Auf einem ganz anderen Teich paddeln DIE LETZTEN OSTGOTEN mit ihrer „Höhlenmalerei“. Nach Jazz (zitiert aus dem ‚Waschzettel‘) riecht das für mich nicht wirklich. Aber der Ansatz ist spannend. Sie versuchen rückblickend sich von entsprechenden Höhlenmalereien inspirieren zu lassen. Gab es da schon Musik? Wie mag sie geklungen haben? Mit seltsam klingender mittelalterlicher Sprache zu modernen Rhythmus-Geräten und -Strukturen plus konventionellem Instrumentarium passen sie zwar sicher gut auf jedes Mittelalter-Fest, sind jedoch musikalisch mit ihrer Zeitreise meilenweit von den üblichen verdächtigen KollegInnen entfernt.


Jazzige Kammermusik

Zeitgenössischer Jazz aus Deutschland, zwischen komponiertem Einklang und expressiver Improvisation.
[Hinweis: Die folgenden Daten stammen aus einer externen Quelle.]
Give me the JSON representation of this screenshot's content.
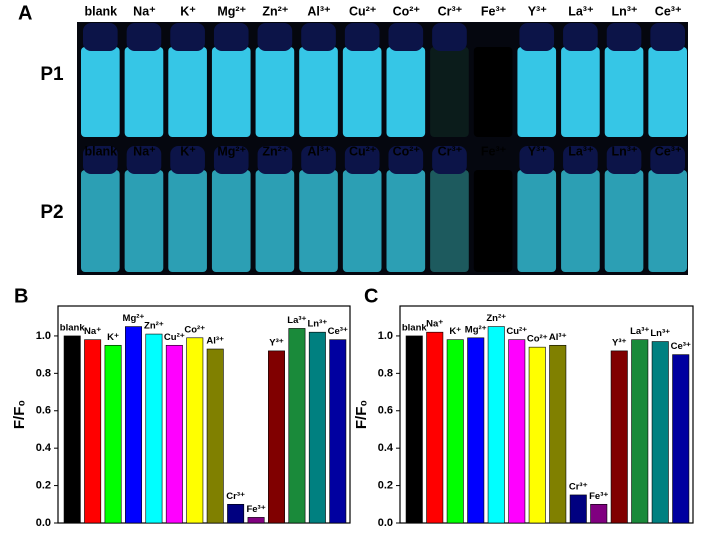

Bietet das FLORIAN ROSS QUARTET auf seiner Live CD aus dem Kammermusiksaal des Deutschlandfunks in Köln unter dem Titel „Reason & Temptation“. Mit dem Namensgeber am Piano plus Sax und Rhythmusgruppe belebt das Quartett die von ihm oder der Gruppe vorgegebenen Themen durch ausgesprochen sensibles Zusammenspiel in gebremster Lautstärke. Niemand drängt in den Vordergrund, kein Erheischen von Aufmerksamkeit sondern intensives gemeinsames Arbeiten am kollektiven Ergebnis. Aufnahmeort sehr passend gewählt!


Visionär?

Jazz Visionär (zitiert) ist eine gewagte Einstufung. Auf jeden Fall präsentiert KAMAAL WILLIAMS auf seinem neuen Album „Wu Hen“ seine sehr individuelle Variante. Von Streicher-Unterstützung, Funk- und anderen Groove-Elementen durchsetzt bis zu sprechenden und singenden VokalistInnen findet Improvisation und zeitgemässer Jazz genauso statt. Die Mischung ist gewagt, wird aber tragfähig zusammen gehalten durch die versiert miteinander kommunizierende Combo, die ohne Streuverluste von frickeligen Jazz-Passagen zu fast sentimentalen Soul-Balladen wechseln kann. Funkt vielleicht nicht beim ersten Durchlauf, deshalb ‚Repeat‘ (s.a. Anfang der Seite) und keine Wunder erwarten, sondern einfach aufmerksam zuhören.